I have seen you have already given the example but that can only be run in SQLPlus. I need to execute in the PL/SQL which I'll be sending as ref cursor.
/code><code>
/code><code>, February 27, 2015 - 1:05 pm UTC
Asim, July 29, 2022 - 12:01 am UTC
I am trying to understand analytics, to confirm my understandings are correct I want to know that:-
If OVER (.... ORDER BY.) have no ties and have only unique rows then there is no differrence between the results of ROWNUMBER, RANK and DENS_RANK functions, correct?
Thanks
July 29, 2022 - 3:27 pm UTC
Correct - if sorting on unique values these all give the same results
Suggestion
Asim, July 29, 2022 - 3:44 pm UTC
Thanks for your reply.
Now if the above is correct , wouldnt it be better to have one function with 1 parameter which can have 3 values only, instead of 3 seperate functions. ie
ROW_NUMBER(ROW_NUMBER|RANK|DENSE_RANK) ,and ROW_NUBER being the default)
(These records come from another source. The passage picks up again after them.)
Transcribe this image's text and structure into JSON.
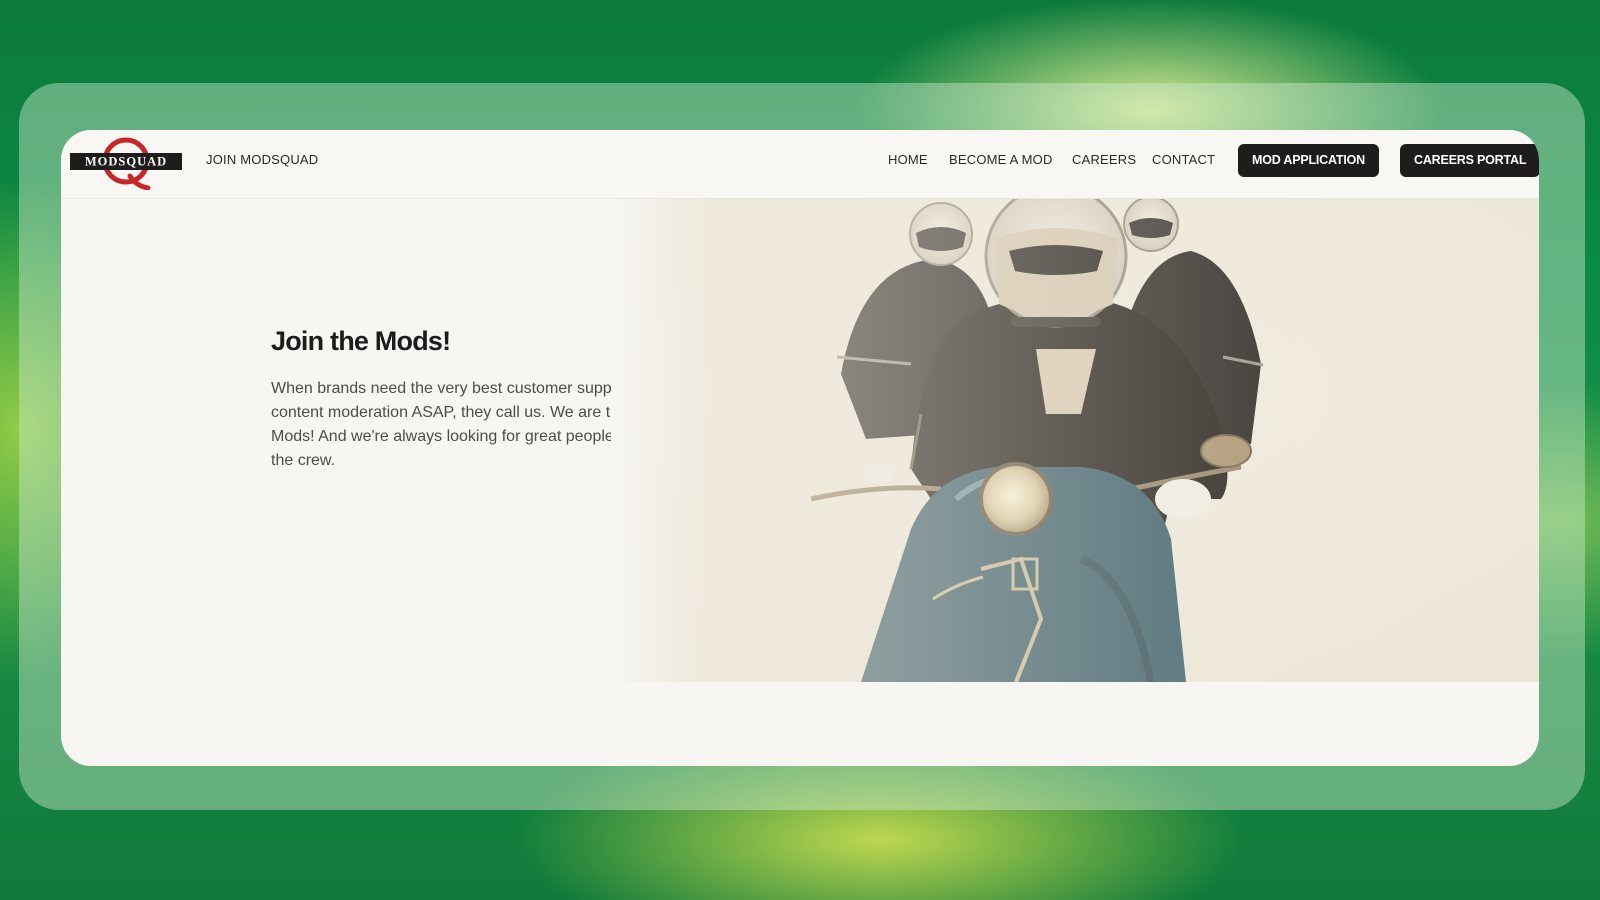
{
  "brand": {
    "logo_text": "MODSQUAD",
    "logo_color": "#c8262a"
  },
  "nav": {
    "join_label": "JOIN MODSQUAD",
    "links": [
      {
        "label": "HOME"
      },
      {
        "label": "BECOME A MOD"
      },
      {
        "label": "CAREERS"
      },
      {
        "label": "CONTACT"
      }
    ],
    "buttons": [
      {
        "label": "MOD APPLICATION"
      },
      {
        "label": "CAREERS PORTAL"
      }
    ]
  },
  "hero": {
    "title": "Join the Mods!",
    "body": "When brands need the very best customer support and content moderation ASAP, they call us. We are the Mods! And we're always looking for great people to join the crew."
  },
  "colors": {
    "button_bg": "#1e1d1b",
    "card_bg": "#f7f6f3",
    "scooter_blue": "#2f5563"
  },
  "icons": {
    "logo": "modsquad-q-logo"
  }
}
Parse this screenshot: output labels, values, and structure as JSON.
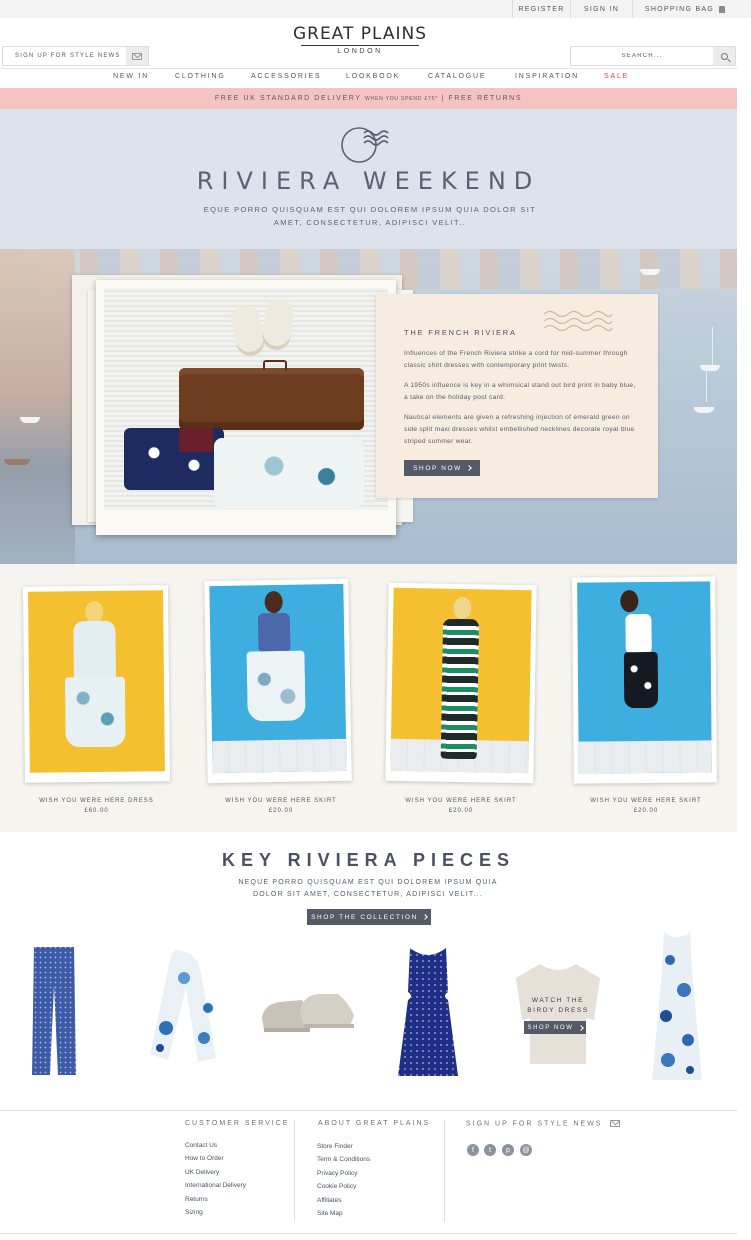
{
  "topbar": {
    "register": "REGISTER",
    "sign_in": "SIGN IN",
    "shopping_bag": "SHOPPING BAG"
  },
  "header": {
    "brand": "GREAT PLAINS",
    "brand_sub": "LONDON",
    "signup_label": "SIGN UP FOR STYLE NEWS",
    "search_placeholder": "SEARCH..."
  },
  "nav": [
    "NEW IN",
    "CLOTHING",
    "ACCESSORIES",
    "LOOKBOOK",
    "CATALOGUE",
    "INSPIRATION",
    "SALE"
  ],
  "promo": {
    "main": "FREE UK STANDARD DELIVERY",
    "small": "WHEN YOU SPEND £75*",
    "sep": " | ",
    "returns": "FREE RETURNS"
  },
  "hero": {
    "title": "RIVIERA WEEKEND",
    "lede": "EQUE PORRO QUISQUAM EST QUI DOLOREM IPSUM QUIA DOLOR SIT AMET, CONSECTETUR, ADIPISCI VELIT.."
  },
  "feature": {
    "title": "THE FRENCH RIVIERA",
    "paragraphs": [
      "Influences of the French Riviera strike a cord for mid-summer through classic shirt dresses with contemporary print twists.",
      "A 1950s influence is key in a whimsical stand out bird print in baby blue, a take on the holiday post card.",
      "Nautical elements are given a refreshing injection of emerald green on side split maxi dresses whilst embellished necklines decorate royal blue striped summer wear."
    ],
    "cta": "SHOP NOW"
  },
  "products": [
    {
      "name": "WISH YOU WERE HERE DRESS",
      "price": "£60.00"
    },
    {
      "name": "WISH YOU WERE HERE SKIRT",
      "price": "£20.00"
    },
    {
      "name": "WISH YOU WERE HERE SKIRT",
      "price": "£20.00"
    },
    {
      "name": "WISH YOU WERE HERE SKIRT",
      "price": "£20.00"
    }
  ],
  "key_pieces": {
    "title": "KEY RIVIERA PIECES",
    "lede": "NEQUE PORRO QUISQUAM EST QUI DOLOREM IPSUM QUIA DOLOR SIT AMET, CONSECTETUR, ADIPISCI VELIT...",
    "cta": "SHOP THE COLLECTION",
    "overlay_line1": "WATCH THE",
    "overlay_line2": "BIRDY DRESS",
    "overlay_cta": "SHOP NOW"
  },
  "footer": {
    "customer_service_title": "CUSTOMER SERVICE",
    "customer_service_links": [
      "Contact Us",
      "How to Order",
      "UK Delivery",
      "International Delivery",
      "Returns",
      "Sizing"
    ],
    "about_title": "ABOUT GREAT PLAINS",
    "about_links": [
      "Store Finder",
      "Term & Conditions",
      "Privacy Policy",
      "Cookie Policy",
      "Affiliates",
      "Site Map"
    ],
    "signup_title": "SIGN UP FOR STYLE NEWS",
    "social_icons": [
      "facebook-icon",
      "twitter-icon",
      "pinterest-icon",
      "email-icon"
    ]
  },
  "colors": {
    "promo_bg": "#f6c3c3",
    "hero_bg": "#dce3ec",
    "button": "#545a66",
    "sale": "#e0433a",
    "card_bg": "#f6ede0"
  }
}
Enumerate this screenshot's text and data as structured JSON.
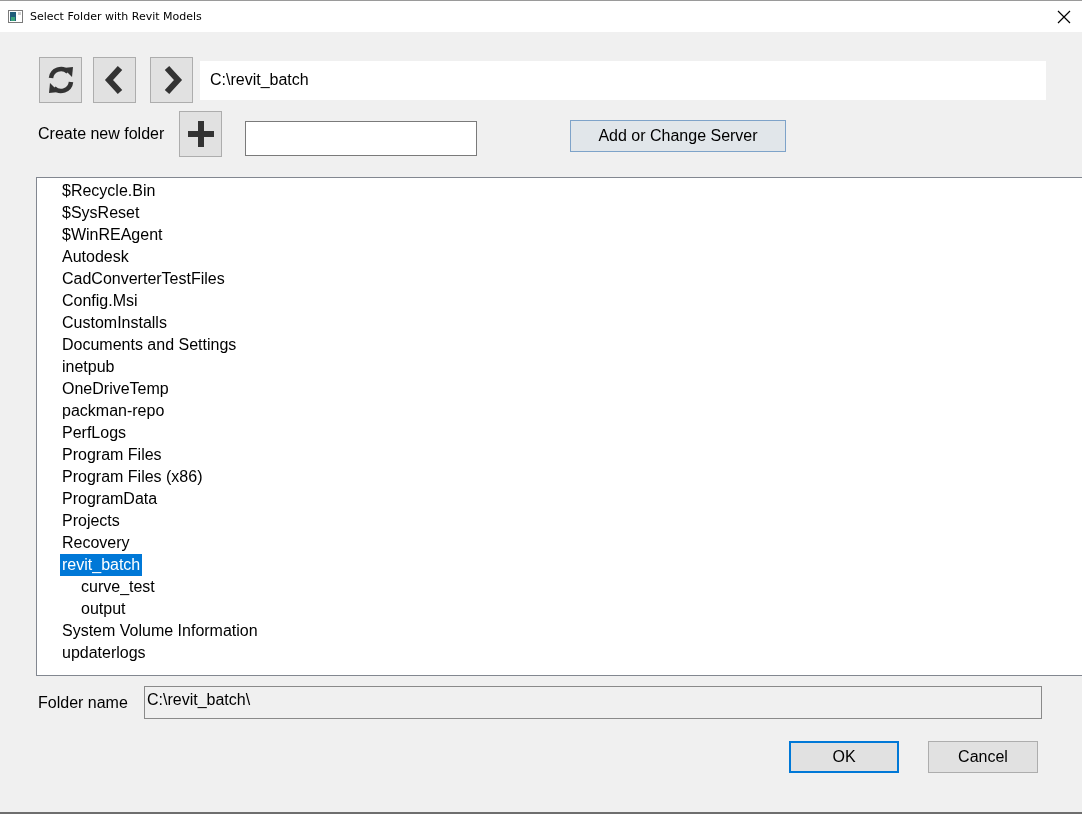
{
  "window": {
    "title": "Select Folder with Revit Models"
  },
  "navigation": {
    "path": "C:\\revit_batch"
  },
  "create_folder": {
    "label": "Create new folder"
  },
  "server_button": {
    "label": "Add or Change Server"
  },
  "folder_tree": [
    {
      "label": "$Recycle.Bin",
      "selected": false
    },
    {
      "label": "$SysReset",
      "selected": false
    },
    {
      "label": "$WinREAgent",
      "selected": false
    },
    {
      "label": "Autodesk",
      "selected": false
    },
    {
      "label": "CadConverterTestFiles",
      "selected": false
    },
    {
      "label": "Config.Msi",
      "selected": false
    },
    {
      "label": "CustomInstalls",
      "selected": false
    },
    {
      "label": "Documents and Settings",
      "selected": false
    },
    {
      "label": "inetpub",
      "selected": false
    },
    {
      "label": "OneDriveTemp",
      "selected": false
    },
    {
      "label": "packman-repo",
      "selected": false
    },
    {
      "label": "PerfLogs",
      "selected": false
    },
    {
      "label": "Program Files",
      "selected": false
    },
    {
      "label": "Program Files (x86)",
      "selected": false
    },
    {
      "label": "ProgramData",
      "selected": false
    },
    {
      "label": "Projects",
      "selected": false
    },
    {
      "label": "Recovery",
      "selected": false
    },
    {
      "label": "revit_batch",
      "selected": true,
      "children": [
        {
          "label": "curve_test",
          "selected": false
        },
        {
          "label": "output",
          "selected": false
        }
      ]
    },
    {
      "label": "System Volume Information",
      "selected": false
    },
    {
      "label": "updaterlogs",
      "selected": false
    }
  ],
  "folder_name": {
    "label": "Folder name",
    "value": "C:\\revit_batch\\",
    "read_only": true
  },
  "buttons": [
    {
      "label": "OK",
      "default": true
    },
    {
      "label": "Cancel",
      "default": false
    }
  ]
}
Row_number = row_number() = row_number(row_number)
Rank = row_number(RANK)
DENSE_RANK = row_number(DENSE_RSNK)
August 01, 2022 - 3:08 pm UTC
How is this better than the current approach with different functions?
Doesnt make much difference
Asim, August 02, 2022 - 10:32 am UTC
Hmmmm, it doesnt make much diffference and I think none of them is better than the other, but for some people, they like seperate functions, and some other people like one function with 1 parameter of 3 values.
August 02, 2022 - 4:00 pm UTC
Again, this is standard SQL functionality. You'll have to come up with a very compelling reason to add a parameter that affects the behaviour of these for it to happen.